Walk through the dunes to the beach and sea
Animals on the Beach
You can walk your dog on the beach but certain areas are closed to dogs from 1 May to 30 September. For more information please see Dogs on Beaches.
The long stretches of flat firm sand can also suit horse riding and horse buggys.
Caution There are two distinct areas of the beach:
- the relatively firm sand nearest the shore and,
- the soft mud with mudholes as you approach the sea.
The different physical appearance between the two is clear and horses should be kept to the sand area and the mud area should be avoided.
In July 2010 a horse got stuck in the soft mud and had to put down. More information
You will see a variety of birds on the beach, particularly when the tide is going out as this seems to be a popular time to feed.
For more information about birds please see our Birdwatching on Romney Marsh page.
The fresh winds that often occur in Greatstone, together with the flat sandy beach, makes the beach popular with a whole range of sports that use the wind.
You will find kite surfers on the sea and kite flying, kite boarding, kite buggys and land yachting on the beach. Indeed, Greatstone is deemed to be one of the finest land yachting sites in the UK. You can find out more about land yachting on Greatstone Beach on our Land Yachting page.
Oystercatchers feeding time
The Varne Boat & Social Club in Greatstone offers facilities for motor boats, sailing and jet ski. Access to the foreshore is via their own private slipway, which is constantly monitored and kept clear of shingle. The Varne has four launch vehicles, which move the boats from the compound down the slipway.
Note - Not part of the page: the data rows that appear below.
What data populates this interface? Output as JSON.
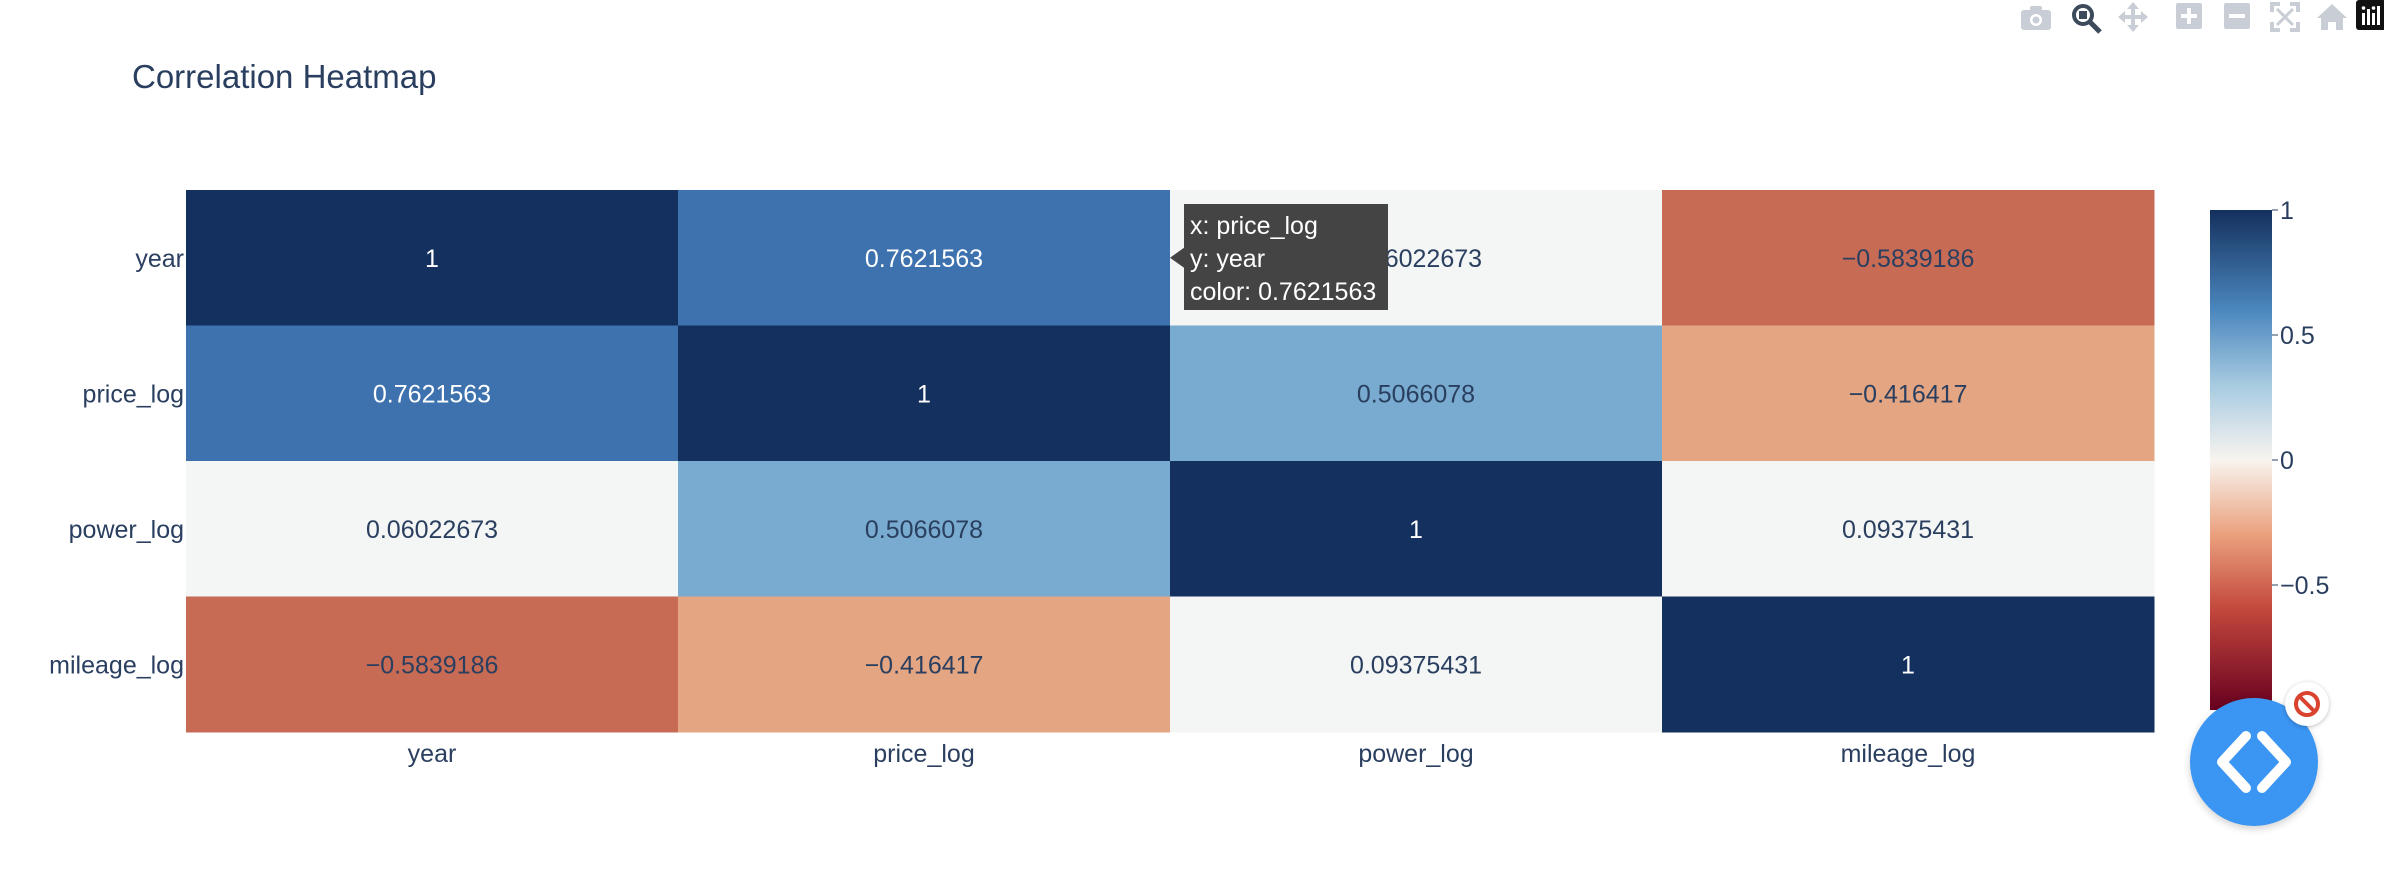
{
  "chart_data": {
    "type": "heatmap",
    "title": "Correlation Heatmap",
    "x": [
      "year",
      "price_log",
      "power_log",
      "mileage_log"
    ],
    "y": [
      "year",
      "price_log",
      "power_log",
      "mileage_log"
    ],
    "z": [
      [
        1,
        0.7621563,
        0.06022673,
        -0.5839186
      ],
      [
        0.7621563,
        1,
        0.5066078,
        -0.416417
      ],
      [
        0.06022673,
        0.5066078,
        1,
        0.09375431
      ],
      [
        -0.5839186,
        -0.416417,
        0.09375431,
        1
      ]
    ],
    "z_labels": [
      [
        "1",
        "0.7621563",
        "0.06022673",
        "−0.5839186"
      ],
      [
        "0.7621563",
        "1",
        "0.5066078",
        "−0.416417"
      ],
      [
        "0.06022673",
        "0.5066078",
        "1",
        "0.09375431"
      ],
      [
        "−0.5839186",
        "−0.416417",
        "0.09375431",
        "1"
      ]
    ],
    "colorscale": "RdBu",
    "zrange": [
      -1,
      1
    ],
    "colorbar_ticks": [
      1,
      0.5,
      0,
      -0.5
    ],
    "colorbar_tick_labels": [
      "1",
      "0.5",
      "0",
      "−0.5"
    ],
    "colors": {
      "strong_positive": "#14305e",
      "positive": "#3d72ae",
      "mild_positive": "#78abcf",
      "neutral": "#f4f5f5",
      "mild_negative": "#e4a582",
      "negative": "#c86b55",
      "strong_negative": "#6b0a1f"
    },
    "hover": {
      "lines": [
        "x: price_log",
        "y: year",
        "color: 0.7621563"
      ],
      "row": 0,
      "col": 1
    }
  },
  "modebar": {
    "icons": [
      "camera-icon",
      "zoom-icon",
      "pan-icon",
      "zoom-in-icon",
      "zoom-out-icon",
      "autoscale-icon",
      "reset-axes-icon",
      "plotly-logo-icon"
    ]
  },
  "floating": {
    "code_button_icon": "code-brackets-icon",
    "badge_icon": "blocked-icon"
  }
}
For more information please visit the Varne Boat & Social Club website.
Around high tide, sea fishing from the beach is popular. Whiting, school bass, pouting, eels, flounder, sole and rockling all frequent the sea off Greatstone. The sea bed is rich in lugworms, which are regularly collected when the tide is out and used as bait.
The Varne club (above) has a fishing section for those who like to fish from a boat. You can find out more about fishing on our Fishing on Romney Marsh page.
There are two pay and display car parks in Greatstone, adjacent to the beach. One is in Coast Drive, opposite to Clark Road, and the other is in The Parade, opposite to Dunes Road.
See Greatstone Map
There are public toilets adjacent to the car park in the Parade. They are open 8am to 7pm from 1 May to 30 September, and 8am to 5pm from 1 October to 30 April. See Greatstone Map.
Barbecues on the Beach
There is no by-law prohibiting people from having barbecues on the beach. However, please remove all evidence of the barbecue when done by disposing of all litter, including barbecue remains, in a responsible way.
Please take extra care with any remaining charcoal embers that may still be hot. There have been instances of the hot charcoal setting light to litters bins and, even worse, causing burn injuries to young children. Anyone leaving barbecue remains on the beach can be fined under the litter laws.